Using vegetable oil and an engineered enzyme, researchers have created a bioplastic that they say is more durable than standard polyethylene, but after use can be quickly broken down into liquid biodiesel fuel for use in transportation. The development captured the attention of the U.S. military, which experiences fuel shortages and solid waste surpluses in stationary operating positions, and was given a $2.34 million grant by the Defense Advanced Research Projects Agency to commercialize it.

The research was undertaken Richard Gross, director at Polytechnic University’s (Brooklyn, NY) National Science Foundation Center for Biocatalysis and Bioprocessing of Molecules. Biotech firm DNA 2.0 assisted in the development of enzymes that synthesize and break down the polymer into biodiesel after use.
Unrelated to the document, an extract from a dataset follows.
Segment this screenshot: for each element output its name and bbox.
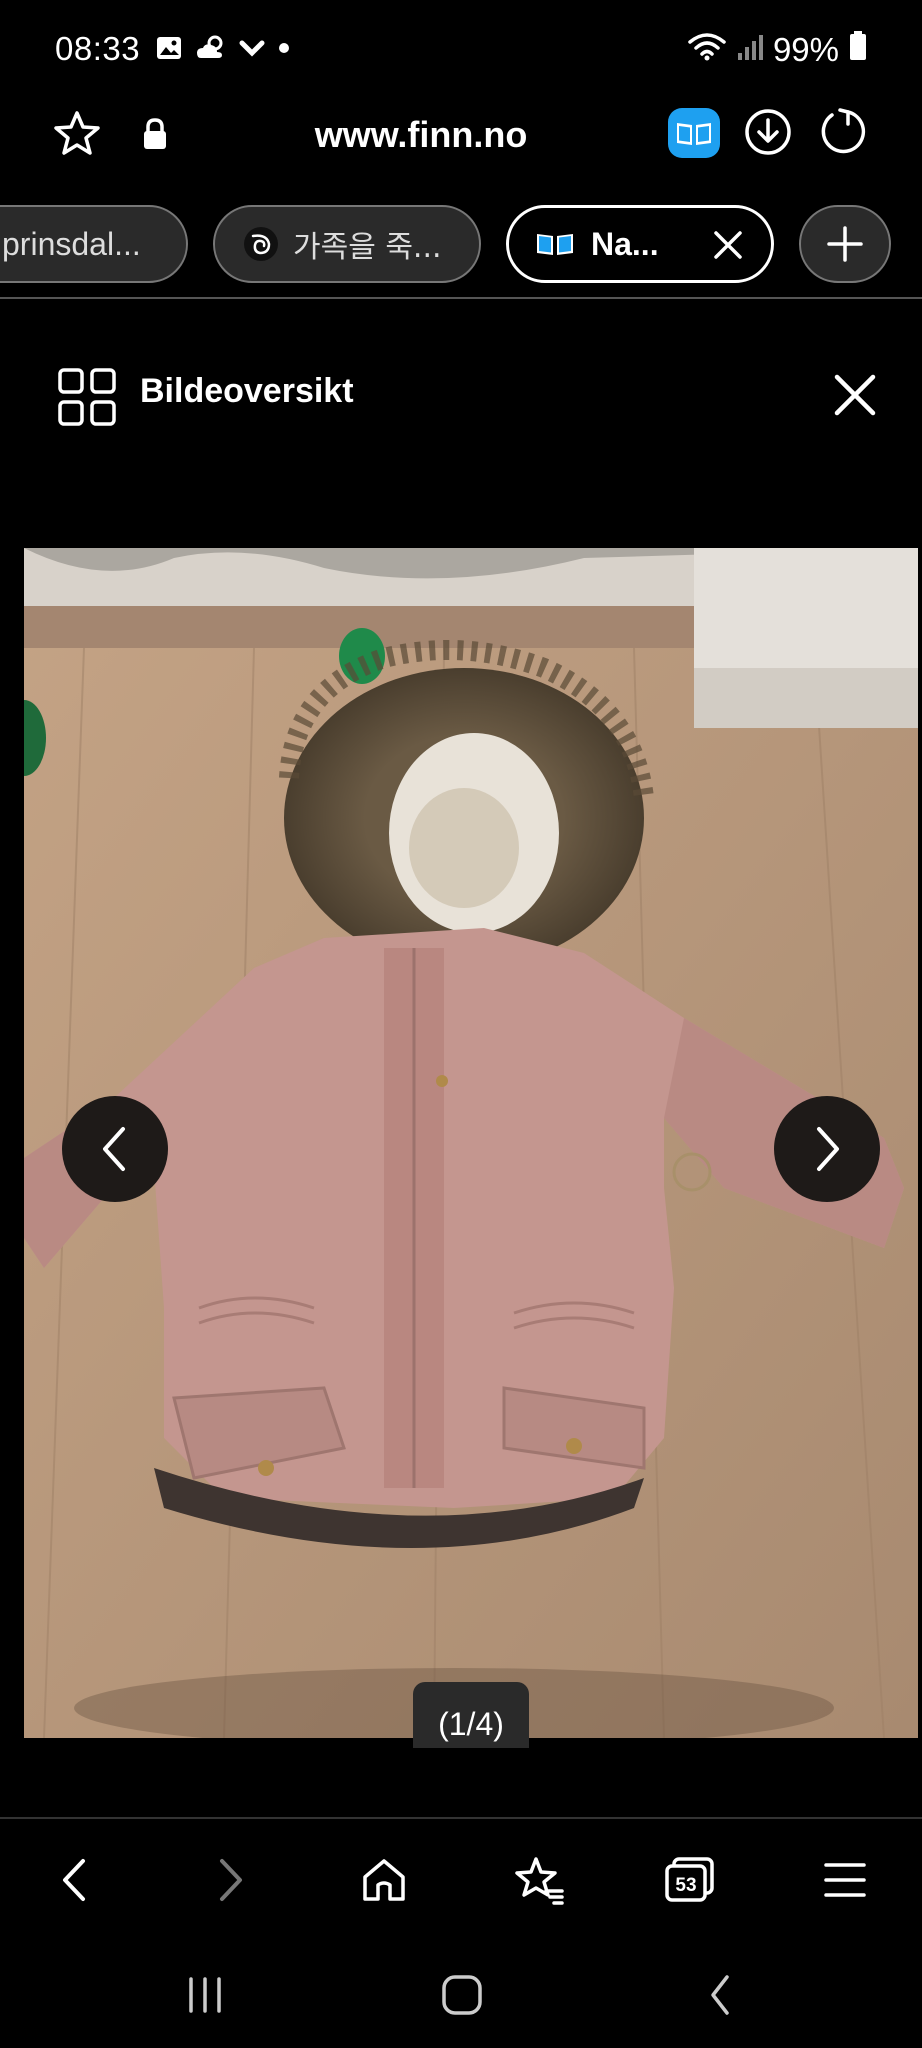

The grant will be used to find a more-efficient, lower-cost process to make the bioplastic and break it down after use.

“I don’t think the builder, in all honesty, cares whether it’s green or not. They want what’s good for them with respect to installation and application. But if the end consumer wants it, then it matters, and I think the end consumer is concerned with being green, and that movement has grown a bit in the industry.” Robert Bulla, president of Commercial Plastic Composites (Newan, GA), which specializes in spindles, railings, caps and other B&C applications.